Nortel unveils commercially available 100G optical system

Dec. 14, 2009
DECEMBER 14, 2009 -- Nortel says it has unveiled the industry's first commercially available 100G solution and announced that Verizon has deployed the system in its live customer network in Europe.

DECEMBER 14, 2009 -- Nortel says it has unveiled the industry's first commercially available 100G solution and announced that Verizon has deployed the system in its live customer network in Europe. Nortel's 100G system uses technology that allows service providers to increase the bandwidth of typical 10G infrastructure by ten times without the need to "rip and replace" major parts of the network. According to Nortel, this removes a significant cost barrier for service providers with constrained capex budgets.

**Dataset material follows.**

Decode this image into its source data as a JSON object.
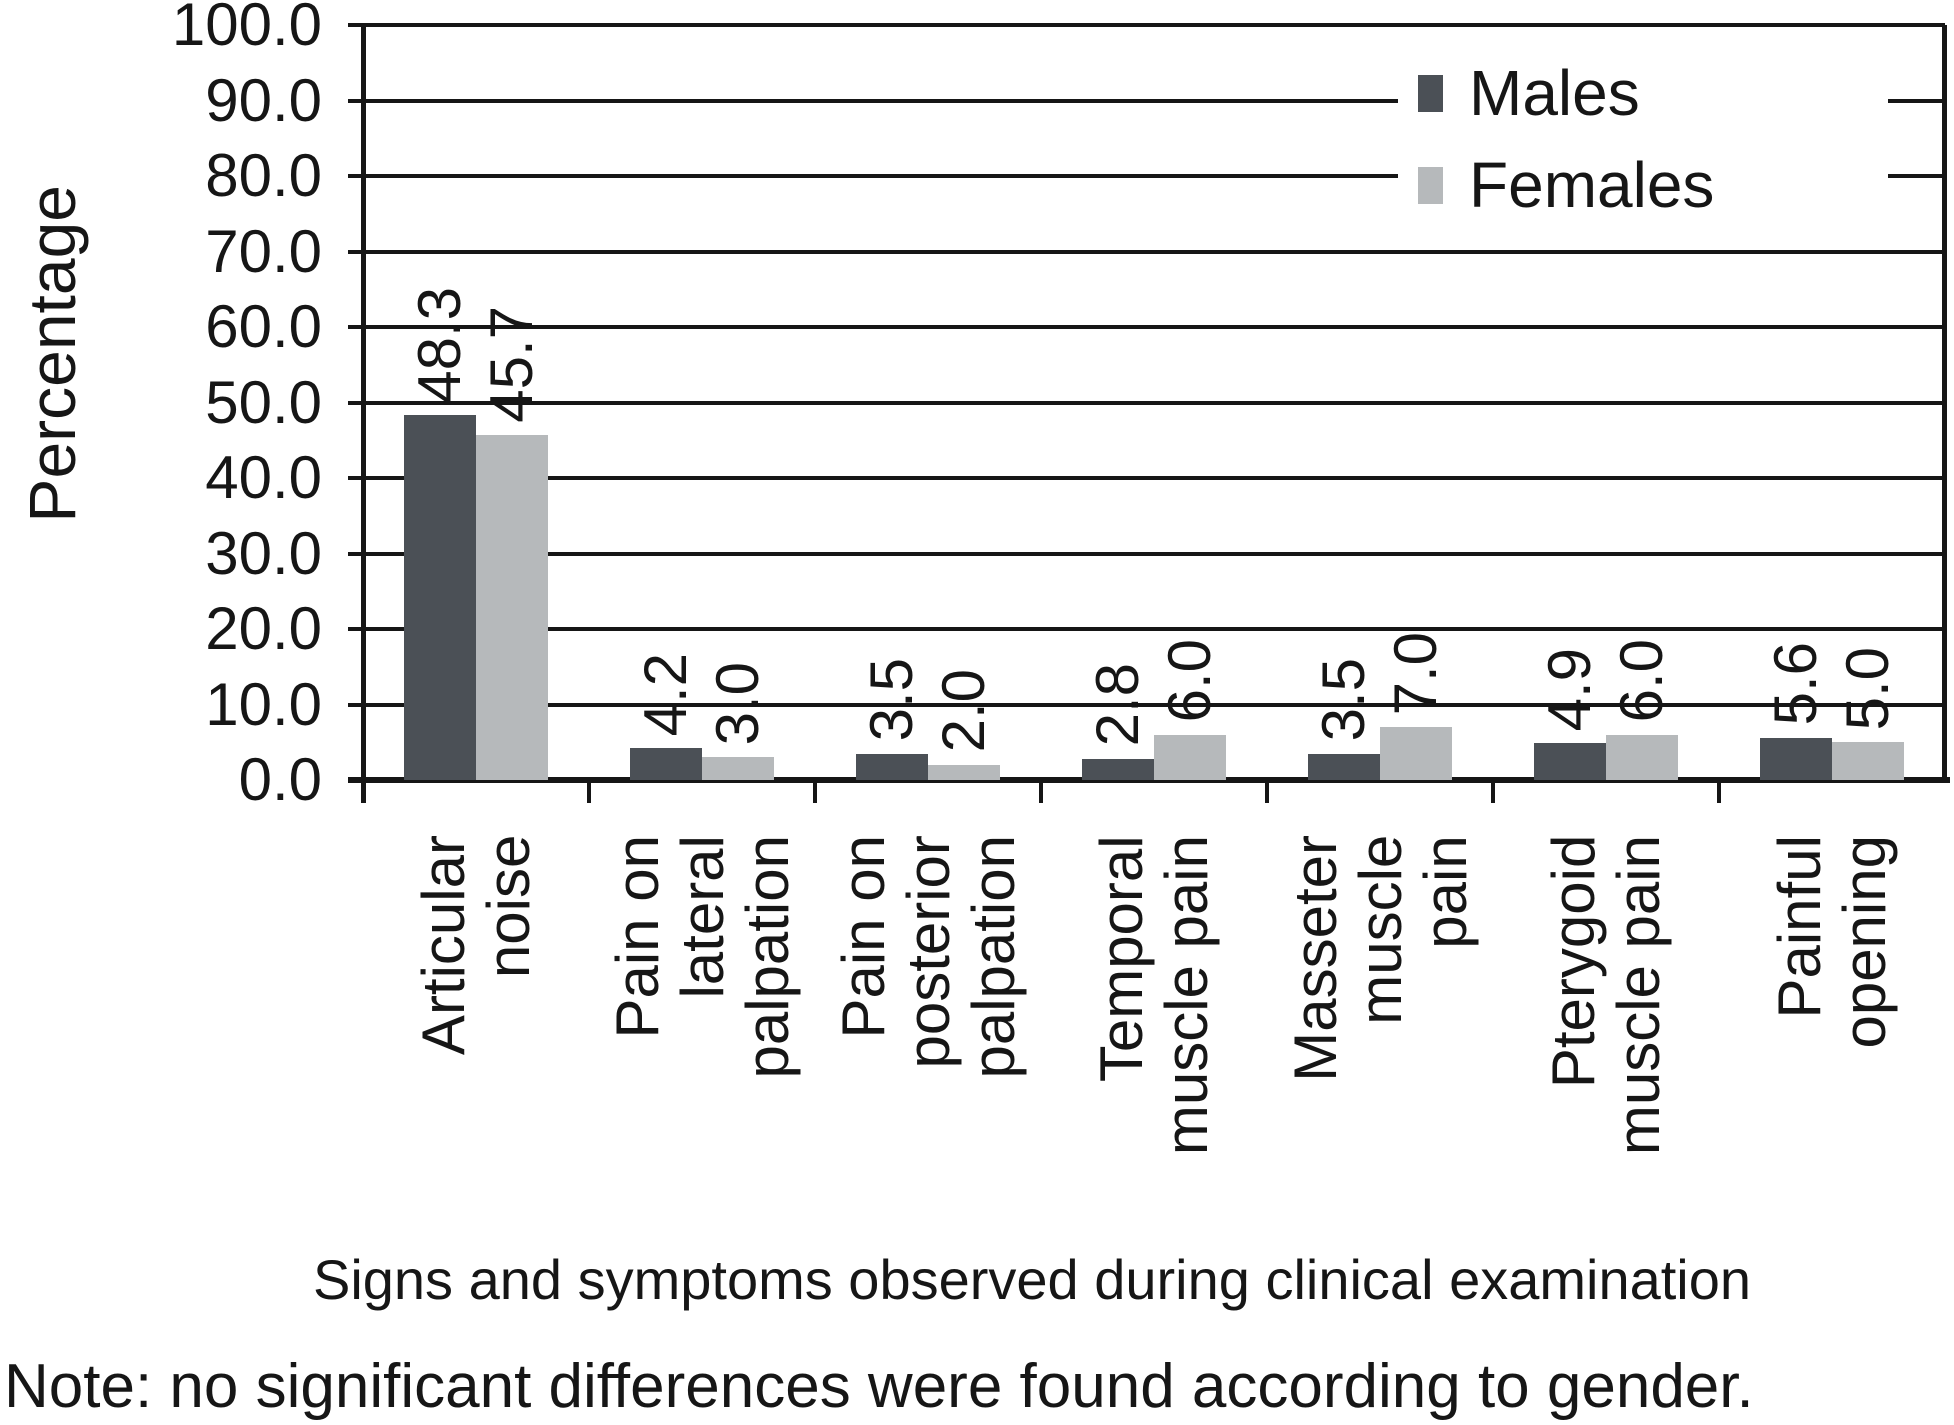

Analyst firm Ovum (www.ovum.com) estimates that global demand for 100G line-side DWDM transponders will grow rapidly over the next five years, reaching US$455 million by 2014. "Nortel's 100G optical solution uses groundbreaking technology that allows service providers to meet the demands that high-bandwidth applications like HD video-on-demand, online gaming, and cloud computing are putting on their network," says Philippe Morin, president, Metro Ethernet Networks, Nortel. "Our 100G solution is the result of years of dedicated research and development into this cutting-edge technology, and builds on two decades of innovation leadership in the optical industry."

Using Nortel's system, Verizon has reportedly become the world's first service provider to deploy 100G technology in a live commercial network. Using its existing network, Verizon is carrying live enterprise customer private IP traffic over a 100G wavelength on an 893-km link between Paris and Frankfurt. The 100G wavelength was added alongside in-service 10G wavelengths in the same fiber.

"This 100G accomplishment is a milestone for the communications and optical industries, and is the result of leveraging the strengths of Verizon and Nortel," claims Mark Wegleitner, senior vice president of technology at Verizon. "This type of cooperation and vision results in innovative and progressive solutions and will continue to be a requirement to successfully meet the increasing bandwidth demands of the future."

Nortel's 100G system is based on technologies such as coherent detection, dual-polarization quadrature phase-shift keying (DP-QPSK) modulation, and advanced electronic digital-signal processing techniques -- all of which the company claims to be the first to successfully commercialize to date. More than 50 service providers and operators worldwide rely on these technologies in live deployments of Nortel's 40G system, which has been generally available since May 2008.

In addition to Verizon's live 100G deployment, Nortel has conducted eight successful trials of its 100G system with service providers around the world. "While other vendors rush to develop advanced 100G optical transport technologies, Nortel's 100G solution has been tested and proven with some of the world's largest service providers, including Verizon," says Ron Kline, principal analyst, network infrastructure, Ovum. "Nortel continues to push the envelope with 100G optical transmission, keeping its technology edge in high-capacity transport."


Nortel's 100G system is part of its 40G/100G Adaptive Optical Engine family of products, with two compact 100G cards streamlined within Nortel's flagship Optical Multiservice Edge 6500 platform. Nortel's Common Photonic Layer line system can also be used as part of the 100G system for in-line amplification and wavelength switching. The system provides for true 100G transmission in a format that can coexist over the same fiber infrastructure with today's 10G and 40G networks. A Nortel 100G line card transmits the full 112-Gbps payload within a single ITU standard 50-GHz-spaced channel, allowing for a full 88 wavelengths over a single fiber.

Optical transmission rates above 10G significantly increase signal distortion caused by fiber impairments, greatly reducing transmission distances possible before the need to regenerate the signal. To solve this problem, Nortel's system uses DP-QPSK with coherent optical frequency-division multiplexing. DP-QPSK is a modulation format that effectively sends four times as much information as traditional optical transmission of the same speed. When paired with a coherent receiver that can detect this modulation format, the optical transmission rate can be slowed, reducing the effects of signal distortion such as chromatic dispersion (CD) and polarization-mode dispersion (PMD). Any remaining signal distortion due to dispersion is eliminated by integrated electronic dispersion compensation technology that adjusts for this distortion at the receiver side of the transmission. By using these signal-processing technologies, Nortel says its system can transmit a 100G signal, even over impaired fiber that cannot be used for 10G transmission, without the need for separate optical CD and PMD compensators.

The company also says its system allows for a plug-and-play installation over existing 10G and 40G fiber networks with little or no need for network reengineering. In addition, service providers with existing 10G networks from other vendors can increase network capacity to 100G by "bookending" their existing 10G optical infrastructure with Nortel's 100G solution. This application has been tested in a live network trial for Nortel's 100G system and deployed by multiple service providers for Nortel's 40G system.